I saw the movie in Ghana, in Abakrampa, but we saw one of my teachers. I went to help her in the house and then she…it was like a treat for me to sit down and watch the movie with her. That was in…I think 1957 or so. The teacher and her children were there with us. None of my classmates were. The teacher liked my parents, and I was very respectful and I was smart, so she told my parents, my mom, and I go to her house and then they come and pick me up later according to the time the teacher gave them. The title, it says Gone with the Wind, so that’s what I was hoping to see. It lived up to my expectations because I didn’t know any better. I just…I was excited, I was going to see who was taken by the wind.
They made some fried plantains with peanuts and we all ate together. I would go early noon, but I stayed longer. I think something happened and we cried. During the movie, there was a vulture or something. It was flying and landed on the house of the teacher and the children all ran outside to see what it was, so I went with them. The landing made a very big noise so we all went outside to see what was the noise. She had four children. In Ghana, the teachers, they teach all the subjects.

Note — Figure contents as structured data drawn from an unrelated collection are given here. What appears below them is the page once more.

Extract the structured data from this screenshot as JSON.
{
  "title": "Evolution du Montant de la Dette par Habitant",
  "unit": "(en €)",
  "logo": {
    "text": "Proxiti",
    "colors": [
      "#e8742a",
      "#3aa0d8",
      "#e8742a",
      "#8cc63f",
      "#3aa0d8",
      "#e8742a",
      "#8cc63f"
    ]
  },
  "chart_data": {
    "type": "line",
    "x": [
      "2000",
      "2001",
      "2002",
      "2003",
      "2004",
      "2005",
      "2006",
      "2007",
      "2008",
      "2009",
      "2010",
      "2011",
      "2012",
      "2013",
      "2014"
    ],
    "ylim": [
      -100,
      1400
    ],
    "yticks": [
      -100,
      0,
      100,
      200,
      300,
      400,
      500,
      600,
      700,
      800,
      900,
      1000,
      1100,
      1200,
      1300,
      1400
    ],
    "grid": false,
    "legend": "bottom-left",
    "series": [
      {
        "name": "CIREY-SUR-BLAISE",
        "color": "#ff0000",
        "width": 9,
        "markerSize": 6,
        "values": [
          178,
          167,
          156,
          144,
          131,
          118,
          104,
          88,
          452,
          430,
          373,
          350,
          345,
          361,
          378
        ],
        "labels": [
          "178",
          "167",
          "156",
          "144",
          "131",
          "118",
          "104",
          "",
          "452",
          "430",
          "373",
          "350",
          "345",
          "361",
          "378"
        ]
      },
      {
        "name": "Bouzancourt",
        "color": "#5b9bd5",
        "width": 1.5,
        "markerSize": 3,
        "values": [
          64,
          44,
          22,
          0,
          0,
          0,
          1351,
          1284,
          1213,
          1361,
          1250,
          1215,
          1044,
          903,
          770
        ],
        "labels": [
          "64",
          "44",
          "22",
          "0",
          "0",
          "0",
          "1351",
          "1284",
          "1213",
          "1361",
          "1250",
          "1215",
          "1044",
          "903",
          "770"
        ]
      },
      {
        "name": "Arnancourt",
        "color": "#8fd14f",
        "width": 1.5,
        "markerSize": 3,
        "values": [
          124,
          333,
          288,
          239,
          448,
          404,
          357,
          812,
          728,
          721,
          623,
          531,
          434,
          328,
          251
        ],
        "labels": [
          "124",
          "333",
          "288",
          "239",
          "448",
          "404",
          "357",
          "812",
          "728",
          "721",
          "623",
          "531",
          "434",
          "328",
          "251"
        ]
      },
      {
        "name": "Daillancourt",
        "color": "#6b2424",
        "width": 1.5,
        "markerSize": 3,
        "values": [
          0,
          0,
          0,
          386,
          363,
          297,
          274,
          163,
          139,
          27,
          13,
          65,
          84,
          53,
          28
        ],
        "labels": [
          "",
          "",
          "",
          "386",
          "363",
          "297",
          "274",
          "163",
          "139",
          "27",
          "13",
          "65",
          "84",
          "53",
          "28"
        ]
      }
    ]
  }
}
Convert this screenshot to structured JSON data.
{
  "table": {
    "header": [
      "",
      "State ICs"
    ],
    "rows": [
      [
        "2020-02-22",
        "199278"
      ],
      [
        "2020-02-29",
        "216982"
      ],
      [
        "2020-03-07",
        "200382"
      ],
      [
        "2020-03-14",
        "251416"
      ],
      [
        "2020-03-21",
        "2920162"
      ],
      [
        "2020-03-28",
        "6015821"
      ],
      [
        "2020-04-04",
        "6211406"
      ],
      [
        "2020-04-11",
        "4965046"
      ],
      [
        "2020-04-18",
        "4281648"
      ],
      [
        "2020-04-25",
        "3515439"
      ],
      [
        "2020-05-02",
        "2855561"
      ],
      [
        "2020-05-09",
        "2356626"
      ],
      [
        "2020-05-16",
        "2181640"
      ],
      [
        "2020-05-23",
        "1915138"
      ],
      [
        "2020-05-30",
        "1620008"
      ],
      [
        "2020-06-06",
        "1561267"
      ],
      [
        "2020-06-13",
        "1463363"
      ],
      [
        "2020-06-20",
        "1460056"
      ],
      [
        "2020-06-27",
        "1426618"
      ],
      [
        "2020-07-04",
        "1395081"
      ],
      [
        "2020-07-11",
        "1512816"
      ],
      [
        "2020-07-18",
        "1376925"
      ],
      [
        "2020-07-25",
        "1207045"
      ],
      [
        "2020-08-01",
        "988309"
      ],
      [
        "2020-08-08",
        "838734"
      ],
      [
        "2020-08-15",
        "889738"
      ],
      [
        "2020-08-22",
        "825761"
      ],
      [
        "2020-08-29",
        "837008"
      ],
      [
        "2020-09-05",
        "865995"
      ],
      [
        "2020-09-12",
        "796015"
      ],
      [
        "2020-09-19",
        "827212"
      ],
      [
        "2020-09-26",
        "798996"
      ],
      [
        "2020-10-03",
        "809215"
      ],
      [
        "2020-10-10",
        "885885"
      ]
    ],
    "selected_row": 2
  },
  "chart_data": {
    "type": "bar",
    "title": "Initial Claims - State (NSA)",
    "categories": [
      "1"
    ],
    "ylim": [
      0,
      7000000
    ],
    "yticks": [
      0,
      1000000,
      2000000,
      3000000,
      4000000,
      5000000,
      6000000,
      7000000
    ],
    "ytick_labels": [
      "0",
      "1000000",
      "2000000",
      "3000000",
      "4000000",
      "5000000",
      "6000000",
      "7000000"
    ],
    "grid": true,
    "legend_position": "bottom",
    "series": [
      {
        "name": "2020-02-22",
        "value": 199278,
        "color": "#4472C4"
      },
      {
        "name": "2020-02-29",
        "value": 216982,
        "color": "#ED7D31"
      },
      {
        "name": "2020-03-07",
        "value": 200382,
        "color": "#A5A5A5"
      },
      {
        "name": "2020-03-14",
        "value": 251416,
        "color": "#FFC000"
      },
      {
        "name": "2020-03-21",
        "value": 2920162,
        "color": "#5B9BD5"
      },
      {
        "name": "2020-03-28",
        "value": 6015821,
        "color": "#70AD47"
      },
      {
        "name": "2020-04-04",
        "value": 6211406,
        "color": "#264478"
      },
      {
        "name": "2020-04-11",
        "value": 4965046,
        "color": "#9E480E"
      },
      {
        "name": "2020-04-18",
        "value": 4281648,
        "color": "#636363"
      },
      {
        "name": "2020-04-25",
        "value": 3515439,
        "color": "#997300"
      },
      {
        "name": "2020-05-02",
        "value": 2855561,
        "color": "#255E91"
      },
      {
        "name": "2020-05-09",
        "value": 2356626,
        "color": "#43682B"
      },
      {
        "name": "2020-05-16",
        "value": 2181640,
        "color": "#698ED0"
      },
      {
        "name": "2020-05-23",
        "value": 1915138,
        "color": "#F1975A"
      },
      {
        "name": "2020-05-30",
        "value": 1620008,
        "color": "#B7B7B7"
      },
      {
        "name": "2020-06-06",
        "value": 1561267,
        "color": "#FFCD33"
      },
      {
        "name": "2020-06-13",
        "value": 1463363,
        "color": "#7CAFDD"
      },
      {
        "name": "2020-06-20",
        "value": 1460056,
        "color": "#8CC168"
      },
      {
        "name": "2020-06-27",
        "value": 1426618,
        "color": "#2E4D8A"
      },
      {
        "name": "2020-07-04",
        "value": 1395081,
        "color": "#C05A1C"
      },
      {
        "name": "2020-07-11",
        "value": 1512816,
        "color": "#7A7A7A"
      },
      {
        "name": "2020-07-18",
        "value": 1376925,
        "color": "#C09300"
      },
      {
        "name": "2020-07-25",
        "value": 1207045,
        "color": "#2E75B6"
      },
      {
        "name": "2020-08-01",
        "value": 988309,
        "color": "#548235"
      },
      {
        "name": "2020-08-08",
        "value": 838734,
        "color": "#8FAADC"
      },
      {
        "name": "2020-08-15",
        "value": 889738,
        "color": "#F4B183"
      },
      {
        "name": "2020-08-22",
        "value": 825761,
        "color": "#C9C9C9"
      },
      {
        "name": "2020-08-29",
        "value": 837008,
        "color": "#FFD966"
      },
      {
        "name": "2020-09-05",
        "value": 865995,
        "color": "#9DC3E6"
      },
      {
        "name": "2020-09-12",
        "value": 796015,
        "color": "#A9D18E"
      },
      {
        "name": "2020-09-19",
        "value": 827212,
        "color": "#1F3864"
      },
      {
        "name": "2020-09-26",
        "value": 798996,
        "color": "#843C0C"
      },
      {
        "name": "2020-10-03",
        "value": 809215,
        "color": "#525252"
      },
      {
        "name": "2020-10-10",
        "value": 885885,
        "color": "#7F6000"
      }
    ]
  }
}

The teacher was called Wood and her name just stuck with me, Miss Wood. Her kitchen floor, it wasn’t cemented, but they used mud to level the house. It was clean but it was muddy that it didn’t disturb you; the mud was dry. They had a big coal pot for charcoal and then where they used the wood, it’s like a little house where they kept it. When the fire was going down they asked me to go outside to bring more charcoal and more wood and I brought them with the daughter. I would go there quite often because they liked me and I liked them. I grew up, they come from Ebu, a town near Abakrampa, and they left. The woman went back home because her mother was very old so she went and stayed with her.
Every time we would go, we went to see Gone with the Wind. They all liked it; the neighbors liked it and sometimes the neighbors would come. It was a system they adopted with each other. If the woman is going somewhere, she sends her children to that woman and vice versa. It was fun. I went there once with Rose. We closed from church, it was Sundays, and then we went with the teacher.
Sometimes we eat fried fish and kenkey. I liked the kenkey and fried fish. Because I was familiar with it, that’s why I ate it. The teacher was a little bit afraid of my mother so she wouldn’t give me anything that I would go and report on. The school and the church were in the same area. The walk to her house was about 5-10 mins from the church. We watched in the living room. They had the family pictures there, dresses, and stuff like that. It’s a very neat house, if not my mother would not let me go there. The teacher sews the children’s clothes. The community was very close. Everybody knows everybody. So that’s why the children can’t misbehave because the parents relay to each other. Something I remembered, the woman, she prepares beads and sells them, so I got a nice necklace with earrings.